Wow! It's already been seven weeks being here in Taiwan, (I did a bit of calculations because I could not believe it at first). Seriously, time does fly when you aren't paying attention. Also, I think by now, this trip marks the longest I have been to Taiwan, (in fact, perhaps longest time away from home, period!)
Last week I wasn't able to write an entry because I turned out to be quite busy. Last Tuesday, I was assigned a task to actually implement some code to add a frontier heuristic into AFL. Initially I thought that this only required some minor changes, and can be extrapolated from existing data, something to the tune of finding the delta change in the bitmap size per input. Here is my current report.
After some critical thinking, I realized that it completely failed to even remotely describe frontiers. At its core, new paths that have been discovered in input A would not be marked as "frontier" in input B. This meant that possibly we might undercount the number of frontiers that actually exist. Then on the other hand, if we keep fuzzing input A after finding some more frontiers, we also might overcount the number of frontiers because frontiers no longer are frontiers when they are visited (and when its surrounding branches are visited).

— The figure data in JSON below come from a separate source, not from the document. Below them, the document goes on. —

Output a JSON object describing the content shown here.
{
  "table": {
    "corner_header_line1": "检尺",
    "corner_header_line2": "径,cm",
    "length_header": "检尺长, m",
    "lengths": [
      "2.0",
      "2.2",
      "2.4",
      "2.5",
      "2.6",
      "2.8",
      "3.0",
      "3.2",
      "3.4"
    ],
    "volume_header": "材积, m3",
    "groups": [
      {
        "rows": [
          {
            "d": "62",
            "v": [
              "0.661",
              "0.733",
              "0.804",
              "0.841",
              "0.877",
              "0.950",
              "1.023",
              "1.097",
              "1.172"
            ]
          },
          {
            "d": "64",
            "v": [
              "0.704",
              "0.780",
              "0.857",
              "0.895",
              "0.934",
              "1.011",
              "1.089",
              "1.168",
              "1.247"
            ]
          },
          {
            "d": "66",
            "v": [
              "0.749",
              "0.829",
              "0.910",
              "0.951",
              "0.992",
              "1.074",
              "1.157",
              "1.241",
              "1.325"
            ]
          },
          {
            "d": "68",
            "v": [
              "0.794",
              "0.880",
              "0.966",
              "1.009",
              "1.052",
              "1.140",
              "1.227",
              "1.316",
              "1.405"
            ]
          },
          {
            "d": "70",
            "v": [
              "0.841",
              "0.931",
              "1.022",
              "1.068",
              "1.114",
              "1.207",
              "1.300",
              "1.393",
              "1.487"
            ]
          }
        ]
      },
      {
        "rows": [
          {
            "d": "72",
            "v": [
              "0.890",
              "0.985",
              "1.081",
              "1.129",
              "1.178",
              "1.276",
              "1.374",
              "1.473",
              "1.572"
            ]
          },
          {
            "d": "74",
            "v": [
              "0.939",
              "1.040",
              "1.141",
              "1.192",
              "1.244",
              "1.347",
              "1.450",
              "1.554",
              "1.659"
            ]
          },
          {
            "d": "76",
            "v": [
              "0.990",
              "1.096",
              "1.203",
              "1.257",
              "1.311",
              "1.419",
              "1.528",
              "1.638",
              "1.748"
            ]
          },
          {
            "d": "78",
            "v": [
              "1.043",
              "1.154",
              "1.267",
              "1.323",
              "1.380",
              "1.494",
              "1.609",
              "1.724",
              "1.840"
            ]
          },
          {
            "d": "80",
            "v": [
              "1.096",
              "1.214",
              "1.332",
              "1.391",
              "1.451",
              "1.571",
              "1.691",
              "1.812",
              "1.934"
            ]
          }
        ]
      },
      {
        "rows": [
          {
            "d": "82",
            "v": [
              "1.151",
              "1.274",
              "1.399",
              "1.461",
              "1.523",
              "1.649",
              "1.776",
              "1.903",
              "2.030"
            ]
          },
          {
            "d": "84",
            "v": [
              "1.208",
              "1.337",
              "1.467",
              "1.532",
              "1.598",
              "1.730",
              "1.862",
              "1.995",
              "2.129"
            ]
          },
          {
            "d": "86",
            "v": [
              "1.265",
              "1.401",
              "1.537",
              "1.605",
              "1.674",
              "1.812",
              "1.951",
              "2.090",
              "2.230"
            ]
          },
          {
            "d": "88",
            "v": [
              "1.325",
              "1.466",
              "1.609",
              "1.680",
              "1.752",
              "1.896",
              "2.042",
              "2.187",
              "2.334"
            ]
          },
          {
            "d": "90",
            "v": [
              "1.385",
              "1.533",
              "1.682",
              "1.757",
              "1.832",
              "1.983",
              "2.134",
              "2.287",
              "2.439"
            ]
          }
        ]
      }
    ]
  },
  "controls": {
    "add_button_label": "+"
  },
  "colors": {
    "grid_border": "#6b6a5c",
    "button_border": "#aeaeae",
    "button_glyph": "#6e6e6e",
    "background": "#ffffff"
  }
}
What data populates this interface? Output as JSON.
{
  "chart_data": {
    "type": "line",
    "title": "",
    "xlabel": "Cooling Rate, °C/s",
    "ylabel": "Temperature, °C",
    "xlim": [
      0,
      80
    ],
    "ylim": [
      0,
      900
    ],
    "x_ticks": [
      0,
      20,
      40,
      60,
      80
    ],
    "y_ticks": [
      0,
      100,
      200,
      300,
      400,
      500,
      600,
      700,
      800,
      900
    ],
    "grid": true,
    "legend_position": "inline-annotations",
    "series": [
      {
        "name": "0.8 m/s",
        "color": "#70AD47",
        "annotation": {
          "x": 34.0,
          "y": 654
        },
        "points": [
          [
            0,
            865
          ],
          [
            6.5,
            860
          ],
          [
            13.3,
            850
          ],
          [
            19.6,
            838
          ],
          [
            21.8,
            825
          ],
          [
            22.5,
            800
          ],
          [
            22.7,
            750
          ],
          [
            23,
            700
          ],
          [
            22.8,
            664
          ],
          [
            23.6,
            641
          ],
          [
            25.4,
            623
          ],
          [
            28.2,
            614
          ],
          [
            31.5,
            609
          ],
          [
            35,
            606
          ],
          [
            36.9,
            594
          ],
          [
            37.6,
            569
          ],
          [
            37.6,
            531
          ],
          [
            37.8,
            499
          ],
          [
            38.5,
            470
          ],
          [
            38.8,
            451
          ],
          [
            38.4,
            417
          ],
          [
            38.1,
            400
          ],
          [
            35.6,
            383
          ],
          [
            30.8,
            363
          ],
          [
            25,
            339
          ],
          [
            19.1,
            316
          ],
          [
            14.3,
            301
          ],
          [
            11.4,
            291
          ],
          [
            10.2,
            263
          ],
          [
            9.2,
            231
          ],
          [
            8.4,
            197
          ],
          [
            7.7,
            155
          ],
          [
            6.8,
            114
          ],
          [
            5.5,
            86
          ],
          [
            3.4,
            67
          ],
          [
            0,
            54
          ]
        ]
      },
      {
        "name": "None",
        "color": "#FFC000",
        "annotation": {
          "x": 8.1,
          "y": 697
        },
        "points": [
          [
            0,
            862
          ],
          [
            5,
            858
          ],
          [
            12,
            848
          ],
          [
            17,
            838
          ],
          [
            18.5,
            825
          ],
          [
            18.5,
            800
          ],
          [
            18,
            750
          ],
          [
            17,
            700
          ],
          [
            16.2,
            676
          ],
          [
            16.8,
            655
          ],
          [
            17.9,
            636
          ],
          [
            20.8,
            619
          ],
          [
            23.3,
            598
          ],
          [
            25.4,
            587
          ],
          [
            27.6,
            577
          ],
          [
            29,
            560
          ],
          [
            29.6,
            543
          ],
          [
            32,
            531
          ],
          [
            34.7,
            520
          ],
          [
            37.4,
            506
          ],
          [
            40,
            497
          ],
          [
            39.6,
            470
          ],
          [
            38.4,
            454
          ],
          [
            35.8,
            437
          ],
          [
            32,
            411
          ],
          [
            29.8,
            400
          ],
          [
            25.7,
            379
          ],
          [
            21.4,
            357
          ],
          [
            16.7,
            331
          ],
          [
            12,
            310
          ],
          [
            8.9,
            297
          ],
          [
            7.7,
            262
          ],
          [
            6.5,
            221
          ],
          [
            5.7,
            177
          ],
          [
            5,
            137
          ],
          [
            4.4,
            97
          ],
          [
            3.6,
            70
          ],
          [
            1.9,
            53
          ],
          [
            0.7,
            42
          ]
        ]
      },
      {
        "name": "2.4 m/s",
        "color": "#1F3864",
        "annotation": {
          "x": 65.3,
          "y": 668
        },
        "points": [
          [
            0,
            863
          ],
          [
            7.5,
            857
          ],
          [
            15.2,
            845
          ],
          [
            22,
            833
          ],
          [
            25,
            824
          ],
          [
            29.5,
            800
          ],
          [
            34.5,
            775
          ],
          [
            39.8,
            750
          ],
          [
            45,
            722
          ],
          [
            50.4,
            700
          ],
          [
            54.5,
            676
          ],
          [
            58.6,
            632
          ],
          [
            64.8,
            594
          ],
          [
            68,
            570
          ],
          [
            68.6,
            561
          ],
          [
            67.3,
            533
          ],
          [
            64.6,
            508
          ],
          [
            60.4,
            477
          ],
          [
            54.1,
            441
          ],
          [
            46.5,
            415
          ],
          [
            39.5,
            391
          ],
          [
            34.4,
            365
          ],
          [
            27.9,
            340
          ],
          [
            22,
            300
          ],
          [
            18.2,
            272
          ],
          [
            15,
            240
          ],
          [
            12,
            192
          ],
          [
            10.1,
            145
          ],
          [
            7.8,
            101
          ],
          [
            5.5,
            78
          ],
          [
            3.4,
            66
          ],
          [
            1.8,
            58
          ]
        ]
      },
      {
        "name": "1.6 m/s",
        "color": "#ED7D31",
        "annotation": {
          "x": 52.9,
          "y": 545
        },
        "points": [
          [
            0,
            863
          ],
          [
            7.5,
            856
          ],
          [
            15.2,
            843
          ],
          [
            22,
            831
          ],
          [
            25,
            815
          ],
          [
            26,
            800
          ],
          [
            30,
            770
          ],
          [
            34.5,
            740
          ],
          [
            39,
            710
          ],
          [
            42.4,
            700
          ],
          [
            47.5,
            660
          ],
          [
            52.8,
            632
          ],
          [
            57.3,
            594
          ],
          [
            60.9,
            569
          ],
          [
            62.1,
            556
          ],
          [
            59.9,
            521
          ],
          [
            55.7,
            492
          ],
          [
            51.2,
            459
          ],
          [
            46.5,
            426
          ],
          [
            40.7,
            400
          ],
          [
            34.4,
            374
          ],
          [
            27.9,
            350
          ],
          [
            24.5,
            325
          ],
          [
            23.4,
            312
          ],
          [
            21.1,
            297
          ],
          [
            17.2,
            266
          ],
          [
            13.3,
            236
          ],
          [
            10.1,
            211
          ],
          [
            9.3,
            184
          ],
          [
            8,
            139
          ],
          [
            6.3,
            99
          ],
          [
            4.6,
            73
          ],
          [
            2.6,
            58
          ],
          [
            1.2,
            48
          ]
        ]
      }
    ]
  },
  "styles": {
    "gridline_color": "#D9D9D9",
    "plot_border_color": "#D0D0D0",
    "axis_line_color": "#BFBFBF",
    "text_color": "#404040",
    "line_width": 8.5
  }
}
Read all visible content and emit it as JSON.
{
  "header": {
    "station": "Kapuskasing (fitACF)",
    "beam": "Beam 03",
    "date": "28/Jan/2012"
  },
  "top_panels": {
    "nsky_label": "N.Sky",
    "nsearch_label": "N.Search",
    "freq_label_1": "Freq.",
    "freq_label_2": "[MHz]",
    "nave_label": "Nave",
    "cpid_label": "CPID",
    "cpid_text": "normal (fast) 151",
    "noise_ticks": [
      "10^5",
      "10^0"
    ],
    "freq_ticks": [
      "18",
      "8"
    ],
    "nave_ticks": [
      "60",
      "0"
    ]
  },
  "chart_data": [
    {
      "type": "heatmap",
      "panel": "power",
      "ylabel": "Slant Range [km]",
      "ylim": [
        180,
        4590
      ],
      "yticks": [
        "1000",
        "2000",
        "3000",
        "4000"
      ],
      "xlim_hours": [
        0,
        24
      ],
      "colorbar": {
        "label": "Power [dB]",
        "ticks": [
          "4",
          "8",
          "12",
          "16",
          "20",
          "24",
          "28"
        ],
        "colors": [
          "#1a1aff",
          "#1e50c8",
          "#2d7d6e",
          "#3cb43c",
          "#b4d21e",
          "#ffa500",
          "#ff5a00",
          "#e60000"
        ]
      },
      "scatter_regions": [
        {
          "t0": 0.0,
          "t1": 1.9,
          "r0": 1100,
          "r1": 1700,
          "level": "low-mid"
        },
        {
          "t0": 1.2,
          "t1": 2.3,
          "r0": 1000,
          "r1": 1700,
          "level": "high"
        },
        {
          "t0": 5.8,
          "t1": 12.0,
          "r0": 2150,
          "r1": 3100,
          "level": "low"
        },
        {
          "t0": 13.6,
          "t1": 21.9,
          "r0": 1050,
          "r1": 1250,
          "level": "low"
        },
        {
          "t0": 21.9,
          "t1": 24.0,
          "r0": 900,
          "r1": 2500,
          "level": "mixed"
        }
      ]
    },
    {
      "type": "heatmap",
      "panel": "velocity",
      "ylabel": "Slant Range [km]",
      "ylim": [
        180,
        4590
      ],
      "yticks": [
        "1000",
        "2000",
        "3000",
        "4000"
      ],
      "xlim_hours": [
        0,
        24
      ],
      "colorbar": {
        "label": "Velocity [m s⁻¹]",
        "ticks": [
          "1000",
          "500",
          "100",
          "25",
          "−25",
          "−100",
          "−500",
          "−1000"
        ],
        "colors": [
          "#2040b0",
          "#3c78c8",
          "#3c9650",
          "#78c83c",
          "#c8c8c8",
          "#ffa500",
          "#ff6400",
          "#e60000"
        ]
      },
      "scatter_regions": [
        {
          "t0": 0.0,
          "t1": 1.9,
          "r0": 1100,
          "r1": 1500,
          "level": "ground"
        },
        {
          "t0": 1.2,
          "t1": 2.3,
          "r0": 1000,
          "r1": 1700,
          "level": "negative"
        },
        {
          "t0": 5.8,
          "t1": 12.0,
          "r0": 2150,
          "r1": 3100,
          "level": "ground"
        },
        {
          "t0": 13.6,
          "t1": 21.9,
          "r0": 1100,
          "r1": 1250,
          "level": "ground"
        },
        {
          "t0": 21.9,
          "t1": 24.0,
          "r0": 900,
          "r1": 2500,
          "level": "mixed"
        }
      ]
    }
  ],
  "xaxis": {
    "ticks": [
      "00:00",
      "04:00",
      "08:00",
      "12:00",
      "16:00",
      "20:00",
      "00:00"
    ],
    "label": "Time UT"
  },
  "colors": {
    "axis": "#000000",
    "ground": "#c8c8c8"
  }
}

What I ended up doing was I had to add more instrumentation information and respective analysis code to detect frontiers. See the big problem lies in the fact that the instrumentation assembly code is heavily optimized. Optimized to the point that it is very difficult to add anymore code; this was especially true as I tried to figure out how to make complex arithmetic with use of only one/two registers! It was pretty painful, and at the end, I ended up having to squeeze two entire values within some registers!
Though, I was actually quite surprised that overall, the debugging aspect for the assembly instrumentation code was brought to a minimal.
After some of the low-level work already underway, I shifted my focus to the fuzzing code. The code overall was pretty dense, and although most of the code was documented relatively well, there were still a few undocumented aspects that I had to pore over the code to figure out what it is doing.
One of the products that I am very proud of is the statistics window. There is a sort of amusement when you can see panels and panels of numbers flip around, but it is even more amusing when you know what those numbers mean. For me, it meant that the frontier code I wrote was doing well.
Well, actually, I had to spend quite a while (two-ish days) trying to debug my statistics window, wondering why those stats are so off. At the end I also had to resort to writing to debug file, while building and running the program each time to test it out (building took soooooo sllloooooowww!). Well, turns out, most of these errors are a result of noobie coding errors.
Sniffle... Well I just realized I will be leaving in about 2 weeks. (Correction: I will be leaving work in 2 weeks). It seems like this week will be my last report for this project. It was a fun journey working with AFL fuzzing. I realized I will probably leave with this project wholy unfinished. If you also observe in the report, I have quite a few things that I'd like to get to. Most importantly, I wanted to use Dynamic Taint Analysis (DTA) and the frontier heuristics to try to really direct AFL to fuzzing these hot bytes.
The one thing that I hope as I leave this is that I would like somebody to be able to to continue onward with this project. However, currently, the other intern who is also directly involved with AFL fuzzing does not seem to be competent enough to be able to really continue this project, not without a lot of more research and learning. Maybe someone else might come to continue this project, but as it stands now, the prospects for this project does not look too good. Oh well. This was both fun and educational internship thus far!